VI. Relativize your permalinks by removing the protocol, domain, and any trailing directories, leaving only the unique slug. If, for example, your posts all follow the URL pattern https://example.edu/blog/the-post-slug, you can use the expression value.replace("https://example.edu/blog/", "/") to return just /the-post-slug.

VII. Export! as a .csv file (e.g. posts.csv) and put it in the _data folder in the root of your Jekyll site.

4. Generate posts/pages from your CSV file using pagemaster.

If you have multiple CSV files (e.g. posts.csv and pages.csv, like I did), set each one up as a separate Jekyll collection in your config.yml file, add gem pagemaster to your Gemfile and install it with $ bundle install, then run $ bundle exec jekyll build or $ bundle exec jekyll serve to build your site and generate the pages/posts. Detailed instructions for setting up your collection(s) in config and using the plugin are in the README.md.

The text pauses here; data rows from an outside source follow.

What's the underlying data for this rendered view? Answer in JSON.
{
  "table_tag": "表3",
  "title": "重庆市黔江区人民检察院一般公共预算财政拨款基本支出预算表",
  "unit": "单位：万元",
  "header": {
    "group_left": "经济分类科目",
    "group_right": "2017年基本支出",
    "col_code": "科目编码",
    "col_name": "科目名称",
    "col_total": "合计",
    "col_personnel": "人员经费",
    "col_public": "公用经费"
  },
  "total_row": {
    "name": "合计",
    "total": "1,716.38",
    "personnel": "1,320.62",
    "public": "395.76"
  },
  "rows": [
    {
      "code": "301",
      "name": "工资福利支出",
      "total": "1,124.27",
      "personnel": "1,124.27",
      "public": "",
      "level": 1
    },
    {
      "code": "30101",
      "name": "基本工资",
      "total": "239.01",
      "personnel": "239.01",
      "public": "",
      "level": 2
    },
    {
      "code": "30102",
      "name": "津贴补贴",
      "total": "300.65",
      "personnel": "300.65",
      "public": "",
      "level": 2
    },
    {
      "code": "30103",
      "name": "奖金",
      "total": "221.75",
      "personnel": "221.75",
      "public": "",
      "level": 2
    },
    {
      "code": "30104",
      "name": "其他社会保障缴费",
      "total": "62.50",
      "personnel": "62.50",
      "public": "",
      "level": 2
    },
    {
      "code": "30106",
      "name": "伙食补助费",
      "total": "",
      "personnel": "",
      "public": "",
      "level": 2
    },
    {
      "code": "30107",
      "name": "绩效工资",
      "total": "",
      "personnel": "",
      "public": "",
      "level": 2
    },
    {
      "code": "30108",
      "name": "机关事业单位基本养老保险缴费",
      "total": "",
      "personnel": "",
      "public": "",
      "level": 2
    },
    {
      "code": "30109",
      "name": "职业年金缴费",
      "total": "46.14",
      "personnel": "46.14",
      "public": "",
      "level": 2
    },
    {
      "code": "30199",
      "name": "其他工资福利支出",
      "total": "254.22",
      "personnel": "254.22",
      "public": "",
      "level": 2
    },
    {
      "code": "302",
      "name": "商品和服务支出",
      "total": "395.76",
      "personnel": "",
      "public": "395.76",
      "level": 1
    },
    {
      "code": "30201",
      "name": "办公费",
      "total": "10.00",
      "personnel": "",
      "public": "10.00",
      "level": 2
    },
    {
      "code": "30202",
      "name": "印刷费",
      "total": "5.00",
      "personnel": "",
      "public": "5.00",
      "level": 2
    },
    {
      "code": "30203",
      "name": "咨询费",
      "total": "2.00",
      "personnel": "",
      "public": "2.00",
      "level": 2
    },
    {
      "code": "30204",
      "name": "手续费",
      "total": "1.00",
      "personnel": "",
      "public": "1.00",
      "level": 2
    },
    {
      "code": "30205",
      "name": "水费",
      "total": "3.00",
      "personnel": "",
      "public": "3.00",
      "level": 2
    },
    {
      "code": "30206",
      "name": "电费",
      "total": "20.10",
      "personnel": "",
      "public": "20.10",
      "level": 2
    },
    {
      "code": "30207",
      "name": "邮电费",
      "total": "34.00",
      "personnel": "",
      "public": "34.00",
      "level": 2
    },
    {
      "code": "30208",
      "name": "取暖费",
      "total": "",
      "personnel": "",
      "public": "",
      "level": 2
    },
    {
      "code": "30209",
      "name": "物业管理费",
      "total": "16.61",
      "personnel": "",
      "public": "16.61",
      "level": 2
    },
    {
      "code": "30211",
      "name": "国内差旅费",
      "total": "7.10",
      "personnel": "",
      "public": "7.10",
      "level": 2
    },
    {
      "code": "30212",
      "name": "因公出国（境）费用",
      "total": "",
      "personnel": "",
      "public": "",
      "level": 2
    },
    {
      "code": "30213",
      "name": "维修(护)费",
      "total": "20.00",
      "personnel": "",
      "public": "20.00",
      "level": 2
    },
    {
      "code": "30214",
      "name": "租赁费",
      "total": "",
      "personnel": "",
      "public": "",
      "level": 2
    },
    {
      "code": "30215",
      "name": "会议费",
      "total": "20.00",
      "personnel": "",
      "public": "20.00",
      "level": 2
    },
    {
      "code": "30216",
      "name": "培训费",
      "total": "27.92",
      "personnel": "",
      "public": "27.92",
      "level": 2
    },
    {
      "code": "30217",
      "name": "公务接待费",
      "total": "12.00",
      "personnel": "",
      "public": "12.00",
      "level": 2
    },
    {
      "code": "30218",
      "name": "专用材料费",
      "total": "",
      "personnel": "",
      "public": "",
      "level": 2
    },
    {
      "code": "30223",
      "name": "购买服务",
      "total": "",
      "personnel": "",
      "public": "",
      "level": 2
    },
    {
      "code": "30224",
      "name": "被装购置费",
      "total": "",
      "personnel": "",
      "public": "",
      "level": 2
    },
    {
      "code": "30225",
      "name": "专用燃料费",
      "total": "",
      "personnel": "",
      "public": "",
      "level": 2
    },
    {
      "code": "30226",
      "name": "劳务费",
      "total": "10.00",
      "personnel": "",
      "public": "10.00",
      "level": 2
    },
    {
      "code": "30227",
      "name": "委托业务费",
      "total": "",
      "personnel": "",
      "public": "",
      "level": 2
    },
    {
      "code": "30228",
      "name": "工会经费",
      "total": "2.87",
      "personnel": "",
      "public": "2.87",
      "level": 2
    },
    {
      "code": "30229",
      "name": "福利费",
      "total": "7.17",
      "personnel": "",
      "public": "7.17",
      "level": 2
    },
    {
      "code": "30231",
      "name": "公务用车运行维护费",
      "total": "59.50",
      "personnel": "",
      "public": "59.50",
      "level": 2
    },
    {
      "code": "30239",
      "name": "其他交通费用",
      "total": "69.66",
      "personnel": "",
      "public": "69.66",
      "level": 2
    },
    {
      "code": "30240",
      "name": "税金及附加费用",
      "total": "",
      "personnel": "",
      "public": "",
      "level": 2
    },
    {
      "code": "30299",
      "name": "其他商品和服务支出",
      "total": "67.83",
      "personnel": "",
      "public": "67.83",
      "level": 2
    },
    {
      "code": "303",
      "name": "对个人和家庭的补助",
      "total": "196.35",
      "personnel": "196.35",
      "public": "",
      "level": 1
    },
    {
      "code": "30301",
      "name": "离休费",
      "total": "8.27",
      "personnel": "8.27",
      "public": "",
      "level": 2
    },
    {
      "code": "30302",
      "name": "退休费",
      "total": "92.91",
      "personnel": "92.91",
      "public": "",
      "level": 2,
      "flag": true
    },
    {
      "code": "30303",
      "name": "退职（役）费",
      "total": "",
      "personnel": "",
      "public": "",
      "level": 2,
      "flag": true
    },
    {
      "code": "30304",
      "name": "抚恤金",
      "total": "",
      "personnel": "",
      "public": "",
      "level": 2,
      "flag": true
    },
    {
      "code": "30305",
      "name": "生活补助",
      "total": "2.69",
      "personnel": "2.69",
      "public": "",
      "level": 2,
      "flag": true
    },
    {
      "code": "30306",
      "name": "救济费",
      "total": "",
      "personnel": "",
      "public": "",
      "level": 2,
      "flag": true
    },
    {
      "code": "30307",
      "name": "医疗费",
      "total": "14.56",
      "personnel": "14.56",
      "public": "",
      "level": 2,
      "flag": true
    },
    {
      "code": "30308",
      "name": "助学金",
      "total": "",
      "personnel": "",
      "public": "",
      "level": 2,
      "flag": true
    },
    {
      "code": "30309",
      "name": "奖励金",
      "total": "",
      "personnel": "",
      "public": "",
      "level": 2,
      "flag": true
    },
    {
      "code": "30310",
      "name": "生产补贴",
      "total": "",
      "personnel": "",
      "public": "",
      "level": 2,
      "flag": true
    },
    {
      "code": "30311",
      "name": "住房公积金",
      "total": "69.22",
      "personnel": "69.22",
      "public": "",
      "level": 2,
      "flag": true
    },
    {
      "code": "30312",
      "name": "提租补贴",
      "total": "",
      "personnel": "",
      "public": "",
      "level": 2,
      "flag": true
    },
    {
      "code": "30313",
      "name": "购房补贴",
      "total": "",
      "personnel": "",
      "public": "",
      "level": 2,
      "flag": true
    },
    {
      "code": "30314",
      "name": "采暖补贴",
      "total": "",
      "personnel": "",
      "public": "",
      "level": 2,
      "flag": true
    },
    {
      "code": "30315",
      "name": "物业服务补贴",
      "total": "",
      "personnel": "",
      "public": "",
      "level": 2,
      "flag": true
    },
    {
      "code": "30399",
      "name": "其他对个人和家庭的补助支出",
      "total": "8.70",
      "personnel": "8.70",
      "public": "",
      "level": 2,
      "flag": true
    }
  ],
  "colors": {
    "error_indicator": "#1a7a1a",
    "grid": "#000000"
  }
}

5. Augment your Jekyll layouts.

Depending on the data you exported, you’ll want to render it on each page/post in different ways. If you included the content from your WP pages and posts in your CSV and renamed the field to something like wp-content back in OpenRefine, you’ll want to change page.html and/or post.html in your _layouts folder to reflect that by replacing {{ content }} with {{ page.wp-content }}.